We see this engsi as nothing but an amateurish attempt to combine elements of several types of engsi – Chodor, Kizil Ayak and Yomut. It’s a real polyglot of iconography, a virtually groaning smorgasbord.

Plus how can an author state

In full pile, Chodor carpets produce a remarkable visual effect with their noble royal-purple grounds…On the other hand, when worn, even the most magically beautiful Chodor knotted items lose much of their charm due to the sharp contrast between their white cotton wefts and the generally dark palette of their pile and warp yarns.

and then half a page later call this worn out, mis-shapen engsi “excitingly beautiful”?

Besides her other shortcomings, add amnesiac.

So much for the two Chodor engsi so-called uber-collector and Turkmen carpet savant peter hoffmeister collected.

But more to come from Tsareva, the hoffmeister hypist

The four Chodor chuval tent bags in the collection are among the real treasures in peter hoffmeister’s collection…


Tsareva tells us because

their diverse treatment of the seemingly similar patterns helps us to understand the creative character of the Chodor tradition.

This is nothing but worthless patter as the 4 chuval are nowhere near great examples of the type, nor do they appear to be extremely colorful or artfully rendered. And their great diversity of design is equally as unimpressive.

The best is cat. 102, shown in the scans below.
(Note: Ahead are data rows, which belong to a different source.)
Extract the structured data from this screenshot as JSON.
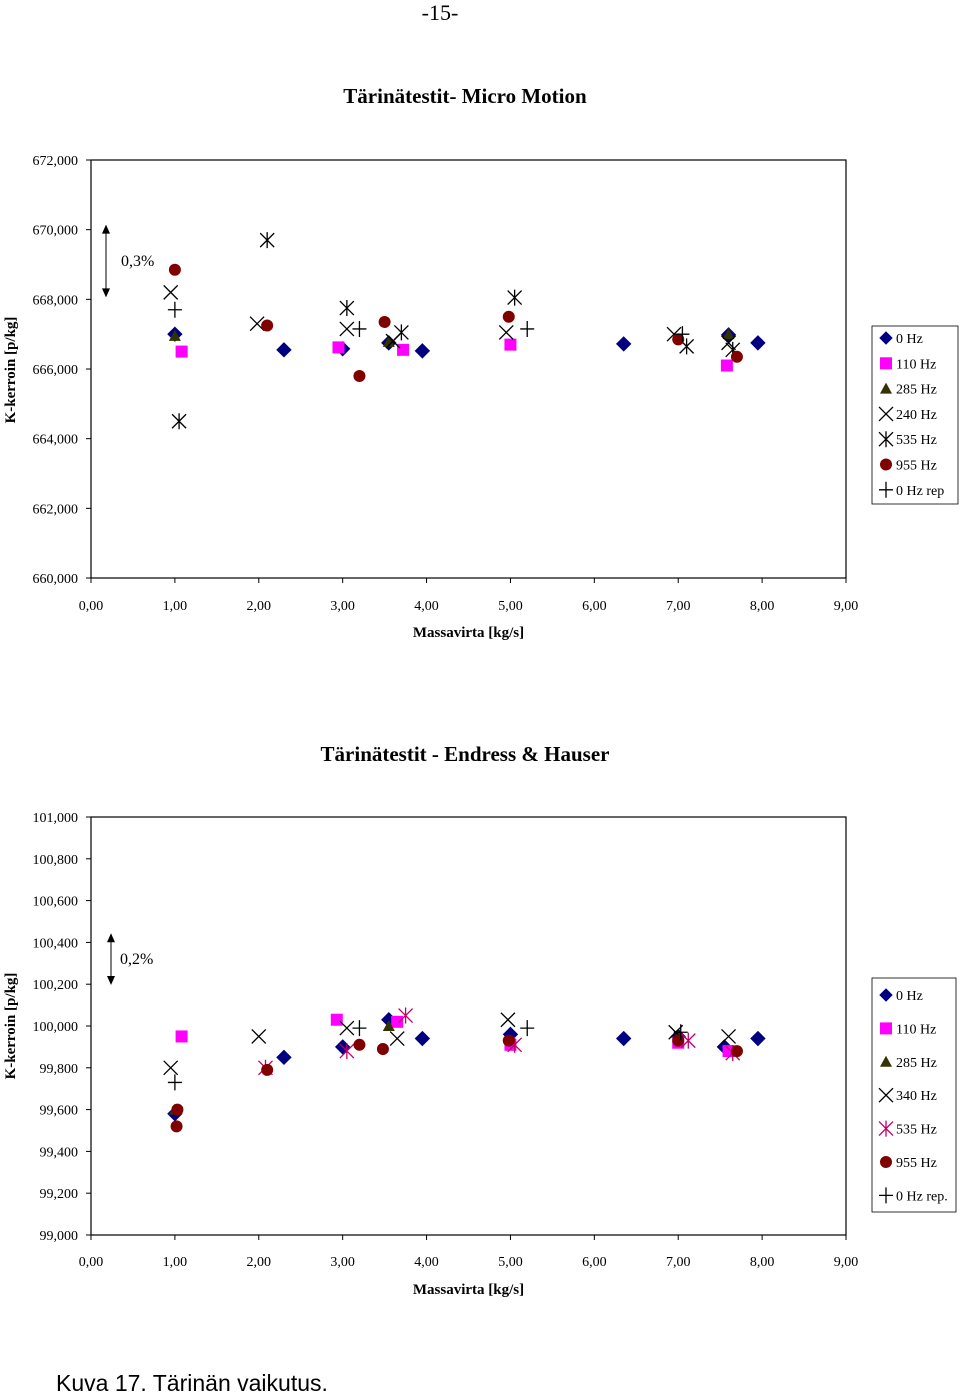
{
  "page_number": "-15-",
  "caption": "Kuva 17. Tärinän vaikutus.",
  "colors": {
    "0 Hz": "#000080",
    "110 Hz": "#ff00ff",
    "285 Hz": "#333300",
    "955 Hz": "#800000",
    "cross": "#000000",
    "535 Hz (chart 2)": "#c0006a"
  },
  "chart_data": [
    {
      "type": "scatter",
      "title": "Tärinätestit- Micro Motion",
      "xlabel": "Massavirta [kg/s]",
      "ylabel": "K-kerroin  [p/kg]",
      "xlim": [
        0,
        9
      ],
      "ylim": [
        660,
        672
      ],
      "x_ticks": [
        "0,00",
        "1,00",
        "2,00",
        "3,00",
        "4,00",
        "5,00",
        "6,00",
        "7,00",
        "8,00",
        "9,00"
      ],
      "y_ticks": [
        "660,000",
        "662,000",
        "664,000",
        "666,000",
        "668,000",
        "670,000",
        "672,000"
      ],
      "annotation": "0,3%",
      "annotation_range": [
        668.2,
        670.0
      ],
      "grid": false,
      "legend_position": "right",
      "series": [
        {
          "name": "0 Hz",
          "marker": "diamond",
          "points": [
            [
              1.0,
              667.0
            ],
            [
              2.3,
              666.55
            ],
            [
              3.0,
              666.58
            ],
            [
              3.55,
              666.75
            ],
            [
              3.95,
              666.52
            ],
            [
              6.35,
              666.72
            ],
            [
              7.6,
              666.98
            ],
            [
              7.95,
              666.75
            ]
          ]
        },
        {
          "name": "110 Hz",
          "marker": "square",
          "points": [
            [
              1.08,
              666.5
            ],
            [
              2.95,
              666.62
            ],
            [
              3.72,
              666.55
            ],
            [
              5.0,
              666.7
            ],
            [
              7.58,
              666.1
            ]
          ]
        },
        {
          "name": "285 Hz",
          "marker": "triangle",
          "points": [
            [
              1.0,
              666.95
            ],
            [
              3.55,
              666.78
            ],
            [
              7.6,
              667.0
            ]
          ]
        },
        {
          "name": "240 Hz",
          "marker": "x",
          "points": [
            [
              0.95,
              668.2
            ],
            [
              1.98,
              667.3
            ],
            [
              3.05,
              667.15
            ],
            [
              3.6,
              666.8
            ],
            [
              4.95,
              667.05
            ],
            [
              6.95,
              667.0
            ],
            [
              7.6,
              666.75
            ]
          ]
        },
        {
          "name": "535 Hz",
          "marker": "asterisk",
          "points": [
            [
              1.05,
              664.5
            ],
            [
              2.1,
              669.7
            ],
            [
              3.05,
              667.75
            ],
            [
              3.7,
              667.05
            ],
            [
              5.05,
              668.05
            ],
            [
              7.1,
              666.65
            ],
            [
              7.65,
              666.55
            ]
          ]
        },
        {
          "name": "955 Hz",
          "marker": "circle",
          "points": [
            [
              1.0,
              668.85
            ],
            [
              2.1,
              667.25
            ],
            [
              3.2,
              665.8
            ],
            [
              3.5,
              667.35
            ],
            [
              4.98,
              667.5
            ],
            [
              7.0,
              666.85
            ],
            [
              7.7,
              666.35
            ]
          ]
        },
        {
          "name": "0 Hz rep",
          "marker": "plus",
          "points": [
            [
              1.0,
              667.7
            ],
            [
              3.2,
              667.15
            ],
            [
              5.2,
              667.15
            ],
            [
              7.05,
              667.0
            ]
          ]
        }
      ]
    },
    {
      "type": "scatter",
      "title": "Tärinätestit - Endress & Hauser",
      "xlabel": "Massavirta [kg/s]",
      "ylabel": "K-kerroin  [p/kg]",
      "xlim": [
        0,
        9
      ],
      "ylim": [
        99.0,
        101.0
      ],
      "x_ticks": [
        "0,00",
        "1,00",
        "2,00",
        "3,00",
        "4,00",
        "5,00",
        "6,00",
        "7,00",
        "8,00",
        "9,00"
      ],
      "y_ticks": [
        "99,000",
        "99,200",
        "99,400",
        "99,600",
        "99,800",
        "100,000",
        "100,200",
        "100,400",
        "100,600",
        "100,800",
        "101,000"
      ],
      "annotation": "0,2%",
      "annotation_range": [
        100.22,
        100.42
      ],
      "grid": false,
      "legend_position": "right",
      "series": [
        {
          "name": "0 Hz",
          "marker": "diamond",
          "points": [
            [
              1.0,
              99.58
            ],
            [
              2.3,
              99.85
            ],
            [
              3.0,
              99.9
            ],
            [
              3.55,
              100.03
            ],
            [
              3.95,
              99.94
            ],
            [
              5.0,
              99.96
            ],
            [
              6.35,
              99.94
            ],
            [
              7.0,
              99.95
            ],
            [
              7.55,
              99.9
            ],
            [
              7.95,
              99.94
            ]
          ]
        },
        {
          "name": "110 Hz",
          "marker": "square",
          "points": [
            [
              1.08,
              99.95
            ],
            [
              2.93,
              100.03
            ],
            [
              3.65,
              100.02
            ],
            [
              5.0,
              99.91
            ],
            [
              7.0,
              99.92
            ],
            [
              7.6,
              99.88
            ]
          ]
        },
        {
          "name": "285 Hz",
          "marker": "triangle",
          "points": [
            [
              1.0,
              99.6
            ],
            [
              3.55,
              100.0
            ],
            [
              7.0,
              99.95
            ]
          ]
        },
        {
          "name": "340 Hz",
          "marker": "x",
          "points": [
            [
              0.95,
              99.8
            ],
            [
              2.0,
              99.95
            ],
            [
              3.05,
              99.99
            ],
            [
              3.65,
              99.94
            ],
            [
              4.97,
              100.03
            ],
            [
              6.97,
              99.97
            ],
            [
              7.6,
              99.95
            ]
          ]
        },
        {
          "name": "535 Hz",
          "marker": "asterisk",
          "points": [
            [
              2.08,
              99.8
            ],
            [
              3.05,
              99.88
            ],
            [
              3.75,
              100.05
            ],
            [
              5.05,
              99.91
            ],
            [
              7.12,
              99.93
            ],
            [
              7.65,
              99.87
            ]
          ]
        },
        {
          "name": "955 Hz",
          "marker": "circle",
          "points": [
            [
              1.02,
              99.52
            ],
            [
              1.03,
              99.6
            ],
            [
              2.1,
              99.79
            ],
            [
              3.2,
              99.91
            ],
            [
              3.48,
              99.89
            ],
            [
              4.98,
              99.93
            ],
            [
              7.0,
              99.93
            ],
            [
              7.7,
              99.88
            ]
          ]
        },
        {
          "name": "0 Hz rep.",
          "marker": "plus",
          "points": [
            [
              1.0,
              99.73
            ],
            [
              3.2,
              99.99
            ],
            [
              5.2,
              99.99
            ],
            [
              7.03,
              99.97
            ]
          ]
        }
      ]
    }
  ]
}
But the so-called fragmented chuval, cat. 100 also shown below in the scans, is we believe not from a chuval but rather a small format carpet.

Tsareva then devotes all of one paragraph to the Igdyr and says nothing new.

What can RK say other than so far Tsareva performance is disappointing and we are honestly not surprised.

Author: Arno
email: Arnowray@web.de
Sat, Jun 20th, 2015 10:01:11 PM

RK Replies:

Greetings Arno, and thank you for your comments.

Can you please cite where this 'new genetic' research and information can be read?

We are sure many readers would like to know about it in more detail.


Ladys and Gentlemen,

for the first I love Turkmen rugs.

For the second, please show at the new genetic Sience News.

The Turks of Anatolia and Azerbaijanis are not really Turks!

Consecuently is the Azerbaijan Carpet an iranish caucasian or old kurdish Weaving Tradition.

This is not a Speculation!

Azeris spoke till 1300 an kurdish Zaza similar Language.

Please pursuit the newest genetic Finding Conclusions.

There are not few Azeri Writers, who support the Thesis, that they are not a Turkish Nation.

The genetic Investigations evidence this.